If you don’t own a car, there may be some secondary benefits. The cut is aimed at helping to decrease transport costs – one of the main supply-chain drivers of the soaring inflation in the economy – in the hope of cooling things down.
Paul Tuohy, chief executive at the Campaign for Better Transport (CBT) said: “A cut in fuel duty will only serve as a temporary respite for richer drivers and do little to help those on the lowest incomes who may not even own a car.”
Local authorities will get a total of £500m to help households struggling with essentials
Sunak announced a doubling of the Household Support Fund – money given to local authorities to help households struggling with essentials.
The initial £500m covered October 2021 to March 2022. Sunak announced a fresh £500m for the fund.
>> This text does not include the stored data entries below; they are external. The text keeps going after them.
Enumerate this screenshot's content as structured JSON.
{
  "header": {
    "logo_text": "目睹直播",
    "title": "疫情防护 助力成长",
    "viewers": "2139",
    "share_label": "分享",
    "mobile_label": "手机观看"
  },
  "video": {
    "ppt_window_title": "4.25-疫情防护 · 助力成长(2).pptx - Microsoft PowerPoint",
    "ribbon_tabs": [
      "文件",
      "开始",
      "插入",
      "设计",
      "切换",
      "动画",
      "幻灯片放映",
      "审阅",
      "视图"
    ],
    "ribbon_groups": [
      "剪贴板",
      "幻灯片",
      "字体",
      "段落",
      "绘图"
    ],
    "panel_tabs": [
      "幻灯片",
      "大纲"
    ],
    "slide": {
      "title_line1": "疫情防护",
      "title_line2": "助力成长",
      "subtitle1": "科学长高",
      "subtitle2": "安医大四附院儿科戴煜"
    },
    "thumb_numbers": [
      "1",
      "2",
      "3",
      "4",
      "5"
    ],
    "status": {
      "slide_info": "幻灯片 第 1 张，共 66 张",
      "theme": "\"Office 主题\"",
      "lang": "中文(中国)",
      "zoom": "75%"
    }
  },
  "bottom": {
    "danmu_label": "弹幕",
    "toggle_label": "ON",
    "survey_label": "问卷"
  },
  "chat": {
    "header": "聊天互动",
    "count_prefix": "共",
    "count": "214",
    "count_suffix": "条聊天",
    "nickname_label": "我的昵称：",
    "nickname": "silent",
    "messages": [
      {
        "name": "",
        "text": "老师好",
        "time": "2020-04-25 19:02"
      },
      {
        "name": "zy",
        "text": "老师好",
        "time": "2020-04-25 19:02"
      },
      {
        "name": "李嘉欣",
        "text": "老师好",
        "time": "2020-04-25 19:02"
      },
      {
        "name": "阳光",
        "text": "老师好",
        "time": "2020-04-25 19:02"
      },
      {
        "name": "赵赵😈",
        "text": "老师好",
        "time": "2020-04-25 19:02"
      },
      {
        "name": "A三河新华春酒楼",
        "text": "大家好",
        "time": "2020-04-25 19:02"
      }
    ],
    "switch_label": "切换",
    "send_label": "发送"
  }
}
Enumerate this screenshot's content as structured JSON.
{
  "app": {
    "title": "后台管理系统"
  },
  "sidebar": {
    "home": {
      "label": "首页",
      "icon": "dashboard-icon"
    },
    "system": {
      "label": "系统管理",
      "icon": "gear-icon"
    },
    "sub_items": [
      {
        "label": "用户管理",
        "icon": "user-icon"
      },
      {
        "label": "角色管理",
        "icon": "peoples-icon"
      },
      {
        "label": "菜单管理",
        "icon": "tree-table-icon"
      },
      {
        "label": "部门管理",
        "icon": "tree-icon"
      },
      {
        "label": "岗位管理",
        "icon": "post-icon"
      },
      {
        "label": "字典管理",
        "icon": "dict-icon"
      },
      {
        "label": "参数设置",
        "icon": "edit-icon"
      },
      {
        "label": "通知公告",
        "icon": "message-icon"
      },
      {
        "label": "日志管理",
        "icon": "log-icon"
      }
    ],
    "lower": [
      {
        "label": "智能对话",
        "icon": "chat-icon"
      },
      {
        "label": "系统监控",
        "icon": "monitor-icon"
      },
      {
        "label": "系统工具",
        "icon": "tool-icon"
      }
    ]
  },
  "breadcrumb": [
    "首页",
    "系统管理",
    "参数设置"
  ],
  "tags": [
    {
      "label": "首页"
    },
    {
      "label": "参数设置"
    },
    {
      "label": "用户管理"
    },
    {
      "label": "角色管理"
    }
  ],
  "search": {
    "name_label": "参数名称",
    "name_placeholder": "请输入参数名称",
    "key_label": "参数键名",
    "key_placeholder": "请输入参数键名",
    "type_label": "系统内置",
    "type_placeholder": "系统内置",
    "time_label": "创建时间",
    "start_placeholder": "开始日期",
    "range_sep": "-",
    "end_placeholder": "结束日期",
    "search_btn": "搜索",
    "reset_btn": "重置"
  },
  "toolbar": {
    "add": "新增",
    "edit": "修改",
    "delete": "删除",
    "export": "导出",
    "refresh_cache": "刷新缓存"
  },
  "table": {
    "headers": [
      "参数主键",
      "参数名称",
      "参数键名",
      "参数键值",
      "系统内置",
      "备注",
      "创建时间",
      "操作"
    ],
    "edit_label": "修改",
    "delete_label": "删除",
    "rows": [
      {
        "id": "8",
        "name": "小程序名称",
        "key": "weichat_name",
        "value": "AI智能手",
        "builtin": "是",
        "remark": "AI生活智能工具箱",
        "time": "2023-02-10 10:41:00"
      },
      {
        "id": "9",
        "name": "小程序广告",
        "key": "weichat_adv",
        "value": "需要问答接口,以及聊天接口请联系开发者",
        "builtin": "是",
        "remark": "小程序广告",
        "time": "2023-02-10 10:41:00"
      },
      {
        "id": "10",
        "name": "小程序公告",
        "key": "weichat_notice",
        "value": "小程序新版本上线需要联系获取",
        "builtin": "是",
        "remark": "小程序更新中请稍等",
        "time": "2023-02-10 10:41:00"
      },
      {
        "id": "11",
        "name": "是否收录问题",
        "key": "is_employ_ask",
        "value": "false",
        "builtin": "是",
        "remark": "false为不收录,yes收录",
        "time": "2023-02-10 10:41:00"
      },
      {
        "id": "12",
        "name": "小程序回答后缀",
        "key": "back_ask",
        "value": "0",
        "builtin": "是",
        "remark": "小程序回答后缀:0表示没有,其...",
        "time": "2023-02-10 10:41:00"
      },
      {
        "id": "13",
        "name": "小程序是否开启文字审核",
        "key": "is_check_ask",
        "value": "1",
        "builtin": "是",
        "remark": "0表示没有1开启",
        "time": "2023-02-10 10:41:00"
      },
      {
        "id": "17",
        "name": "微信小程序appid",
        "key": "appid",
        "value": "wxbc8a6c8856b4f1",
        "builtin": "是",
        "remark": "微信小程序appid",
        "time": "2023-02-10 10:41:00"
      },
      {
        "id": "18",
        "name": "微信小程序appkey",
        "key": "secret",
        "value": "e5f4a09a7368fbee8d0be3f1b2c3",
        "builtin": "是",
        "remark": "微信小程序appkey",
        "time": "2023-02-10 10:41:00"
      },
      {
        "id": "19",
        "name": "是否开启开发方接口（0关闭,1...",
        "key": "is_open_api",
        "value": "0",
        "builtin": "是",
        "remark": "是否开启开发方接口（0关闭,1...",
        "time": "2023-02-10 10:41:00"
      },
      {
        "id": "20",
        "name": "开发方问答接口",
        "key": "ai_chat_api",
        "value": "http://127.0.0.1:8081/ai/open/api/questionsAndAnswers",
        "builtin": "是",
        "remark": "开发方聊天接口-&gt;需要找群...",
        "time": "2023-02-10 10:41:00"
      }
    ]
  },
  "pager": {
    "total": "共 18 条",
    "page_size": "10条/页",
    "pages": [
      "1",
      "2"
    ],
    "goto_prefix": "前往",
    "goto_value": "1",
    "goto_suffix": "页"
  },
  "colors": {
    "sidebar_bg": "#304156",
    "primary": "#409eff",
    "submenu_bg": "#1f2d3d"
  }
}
You can apply to the fund through your local council.
But Paul Johnson, director of the Institute for Fiscal Studies said the overall package of help would not compensate for the worsening economic climate..
“There’s still going to be a lot of households that are significantly worse off over the next year,” he told the BBC. “But what he has done this time round is reduce that impact for low and middle-earners.”
What wasn’t in there
Charities and campaigners were quick to point out Sunak’s mini-budget was as significant for what it left out as for what it included.
Universal Credit is scheduled to increase by 3.1 per cent in April – a rise which becomes a real-terms fall when the effects of 7.4 per cent inflation are felt. Sunak did not mention Universal Credit or other benefits in his speech.
Crisis and Shelter, two of the UK’s leading housing and homelessness charities, called for an increase to housing benefit to protect those on the sharp end.
“If we’re going to prevent rising homelessness this year, housing benefit has to be fit for purpose,” Polly Neate, Shelter’s chief executive said.
Matt Downie, Crisis chief executive, said: “What’s clear from this statement is that people up and down the country will be pushed into homelessness. It will not give support to families facing the cost-of-living crisis.”